OFUNATO, Iwate — Aiming to pass down and promote traditional folk performance art from the Sanriku coastal area of Iwate Prefecture, seven local groups representing the area performed at the Sanriku Kagaribi Bonfire Festival held in Ofunato, Iwate Prefecture, on Sept. 24.

The event, held for the first time with the aim of bringing such performance art from the area together to convey its appeal and encourage people to visit the region, was part of the Sanriku International Arts Festival that began in 2014 to support reconstruction efforts after the 2011 Great East Japan Earthquake.

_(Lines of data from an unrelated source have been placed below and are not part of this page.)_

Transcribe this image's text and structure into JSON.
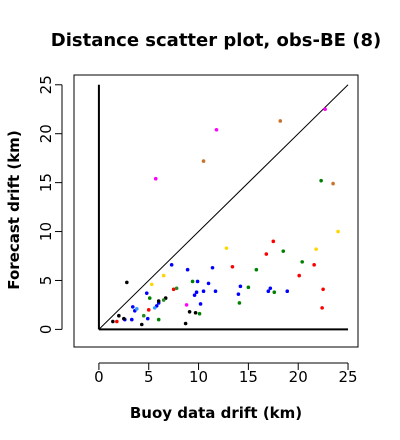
{
  "chart_data": {
    "type": "scatter",
    "title": "Distance scatter plot, obs-BE (8)",
    "xlabel": "Buoy data drift (km)",
    "ylabel": "Forecast drift (km)",
    "xlim": [
      -2.5,
      26
    ],
    "ylim": [
      -1.8,
      26
    ],
    "x_ticks": [
      0,
      5,
      10,
      15,
      20,
      25
    ],
    "y_ticks": [
      0,
      5,
      10,
      15,
      20,
      25
    ],
    "grid": false,
    "reference_line": {
      "x": [
        0,
        25
      ],
      "y": [
        0,
        25
      ]
    },
    "colors": {
      "black": "#000000",
      "blue": "#0000ff",
      "green": "#008000",
      "red": "#ff0000",
      "magenta": "#ff00ff",
      "yellow": "#ffd700",
      "orange": "#c8732a",
      "darkgreen": "#228b22",
      "lightblue": "#3399ff"
    },
    "points": [
      {
        "x": 5.7,
        "y": 15.4,
        "color": "magenta"
      },
      {
        "x": 11.8,
        "y": 20.4,
        "color": "magenta"
      },
      {
        "x": 22.7,
        "y": 22.5,
        "color": "magenta"
      },
      {
        "x": 8.8,
        "y": 2.5,
        "color": "magenta"
      },
      {
        "x": 18.2,
        "y": 21.3,
        "color": "orange"
      },
      {
        "x": 10.5,
        "y": 17.2,
        "color": "orange"
      },
      {
        "x": 23.5,
        "y": 14.9,
        "color": "orange"
      },
      {
        "x": 22.3,
        "y": 15.2,
        "color": "green"
      },
      {
        "x": 24.0,
        "y": 10.0,
        "color": "yellow"
      },
      {
        "x": 21.8,
        "y": 8.2,
        "color": "yellow"
      },
      {
        "x": 12.8,
        "y": 8.3,
        "color": "yellow"
      },
      {
        "x": 6.5,
        "y": 5.5,
        "color": "yellow"
      },
      {
        "x": 5.3,
        "y": 4.6,
        "color": "yellow"
      },
      {
        "x": 17.5,
        "y": 9.0,
        "color": "red"
      },
      {
        "x": 16.8,
        "y": 7.7,
        "color": "red"
      },
      {
        "x": 13.4,
        "y": 6.4,
        "color": "red"
      },
      {
        "x": 20.1,
        "y": 5.5,
        "color": "red"
      },
      {
        "x": 21.6,
        "y": 6.6,
        "color": "red"
      },
      {
        "x": 22.5,
        "y": 4.1,
        "color": "red"
      },
      {
        "x": 22.4,
        "y": 2.2,
        "color": "red"
      },
      {
        "x": 7.5,
        "y": 4.1,
        "color": "red"
      },
      {
        "x": 5.0,
        "y": 2.0,
        "color": "red"
      },
      {
        "x": 1.8,
        "y": 0.8,
        "color": "red"
      },
      {
        "x": 18.5,
        "y": 8.0,
        "color": "green"
      },
      {
        "x": 20.4,
        "y": 6.9,
        "color": "green"
      },
      {
        "x": 15.8,
        "y": 6.1,
        "color": "green"
      },
      {
        "x": 17.6,
        "y": 3.8,
        "color": "green"
      },
      {
        "x": 15.0,
        "y": 4.3,
        "color": "green"
      },
      {
        "x": 14.1,
        "y": 2.7,
        "color": "green"
      },
      {
        "x": 9.4,
        "y": 4.9,
        "color": "green"
      },
      {
        "x": 5.1,
        "y": 3.2,
        "color": "green"
      },
      {
        "x": 10.1,
        "y": 1.6,
        "color": "green"
      },
      {
        "x": 6.0,
        "y": 1.0,
        "color": "green"
      },
      {
        "x": 7.3,
        "y": 6.6,
        "color": "blue"
      },
      {
        "x": 8.9,
        "y": 6.1,
        "color": "blue"
      },
      {
        "x": 11.4,
        "y": 6.3,
        "color": "blue"
      },
      {
        "x": 9.9,
        "y": 4.9,
        "color": "blue"
      },
      {
        "x": 11.0,
        "y": 4.7,
        "color": "blue"
      },
      {
        "x": 14.2,
        "y": 4.4,
        "color": "blue"
      },
      {
        "x": 17.2,
        "y": 4.2,
        "color": "blue"
      },
      {
        "x": 18.9,
        "y": 3.9,
        "color": "blue"
      },
      {
        "x": 17.0,
        "y": 3.9,
        "color": "blue"
      },
      {
        "x": 14.0,
        "y": 3.6,
        "color": "blue"
      },
      {
        "x": 11.7,
        "y": 3.9,
        "color": "blue"
      },
      {
        "x": 10.5,
        "y": 3.9,
        "color": "blue"
      },
      {
        "x": 9.8,
        "y": 3.8,
        "color": "blue"
      },
      {
        "x": 9.6,
        "y": 3.5,
        "color": "blue"
      },
      {
        "x": 10.2,
        "y": 2.6,
        "color": "blue"
      },
      {
        "x": 6.0,
        "y": 2.7,
        "color": "blue"
      },
      {
        "x": 5.8,
        "y": 2.4,
        "color": "blue"
      },
      {
        "x": 4.8,
        "y": 3.7,
        "color": "blue"
      },
      {
        "x": 3.4,
        "y": 2.3,
        "color": "blue"
      },
      {
        "x": 3.6,
        "y": 1.9,
        "color": "blue"
      },
      {
        "x": 3.3,
        "y": 1.0,
        "color": "blue"
      },
      {
        "x": 4.9,
        "y": 1.1,
        "color": "blue"
      },
      {
        "x": 2.6,
        "y": 1.0,
        "color": "blue"
      },
      {
        "x": 2.8,
        "y": 4.8,
        "color": "black"
      },
      {
        "x": 6.7,
        "y": 3.2,
        "color": "black"
      },
      {
        "x": 6.0,
        "y": 2.9,
        "color": "black"
      },
      {
        "x": 8.7,
        "y": 0.6,
        "color": "black"
      },
      {
        "x": 9.1,
        "y": 1.8,
        "color": "black"
      },
      {
        "x": 9.7,
        "y": 1.7,
        "color": "black"
      },
      {
        "x": 4.3,
        "y": 0.5,
        "color": "black"
      },
      {
        "x": 2.0,
        "y": 1.4,
        "color": "black"
      },
      {
        "x": 2.5,
        "y": 1.1,
        "color": "black"
      },
      {
        "x": 1.4,
        "y": 0.8,
        "color": "black"
      },
      {
        "x": 4.5,
        "y": 1.4,
        "color": "darkgreen"
      },
      {
        "x": 6.5,
        "y": 3.0,
        "color": "darkgreen"
      },
      {
        "x": 5.6,
        "y": 2.2,
        "color": "lightblue"
      },
      {
        "x": 3.8,
        "y": 2.1,
        "color": "lightblue"
      },
      {
        "x": 7.8,
        "y": 4.2,
        "color": "darkgreen"
      }
    ]
  }
}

The audience gathered at the Ofunato Disaster Prevention Tourism Alternating Current Center was entertained by performances originating from the prefecture, including “Unotori Kagura” from the village of Fudai, which is designated as an Important Intangible Folk Cultural Property; the “Toramai” tiger dance from the town of Otsuchi; and “Kita-Shichifukujin-mai” from the city of Rikuzen-Takata.

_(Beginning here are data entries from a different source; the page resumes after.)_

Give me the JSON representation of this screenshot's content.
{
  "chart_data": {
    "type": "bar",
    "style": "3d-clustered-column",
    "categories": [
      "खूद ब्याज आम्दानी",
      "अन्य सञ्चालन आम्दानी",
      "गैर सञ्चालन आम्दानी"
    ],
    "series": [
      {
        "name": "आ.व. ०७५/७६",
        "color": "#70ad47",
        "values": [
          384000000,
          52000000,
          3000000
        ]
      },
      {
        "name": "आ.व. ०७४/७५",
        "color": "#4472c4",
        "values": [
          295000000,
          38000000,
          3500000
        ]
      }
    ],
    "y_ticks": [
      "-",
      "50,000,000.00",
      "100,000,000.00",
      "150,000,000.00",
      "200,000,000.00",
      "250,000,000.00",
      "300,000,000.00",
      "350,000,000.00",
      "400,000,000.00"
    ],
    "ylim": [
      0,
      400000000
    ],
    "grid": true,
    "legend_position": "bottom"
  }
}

Also performed at the festival was the “Sugenokubo Shishi Odori” deer dance and the “Kenbai” sword dance of the village of Tanohata, which is characterized by the dancers wearing red and white striped cloth and the fact that the same performers do both dances.

The Yomiuri Shimbun
Dancers perform the “Sugenokubo Shishi Odori” deer dance at the Sanriku Kagaribi Bonfire Festival in Ofunato, Iwate Prefecture, on Sept. 24.

“We’ve had fewer opportunities to perform amid the coronavirus pandemic, so we danced even more energetically after a long time,” said Katsutoshi Ono, 70, chair of a preservation society of the performing arts. “We’d be happy if this kind of opportunity motivates young people in the community to participate in the dance.”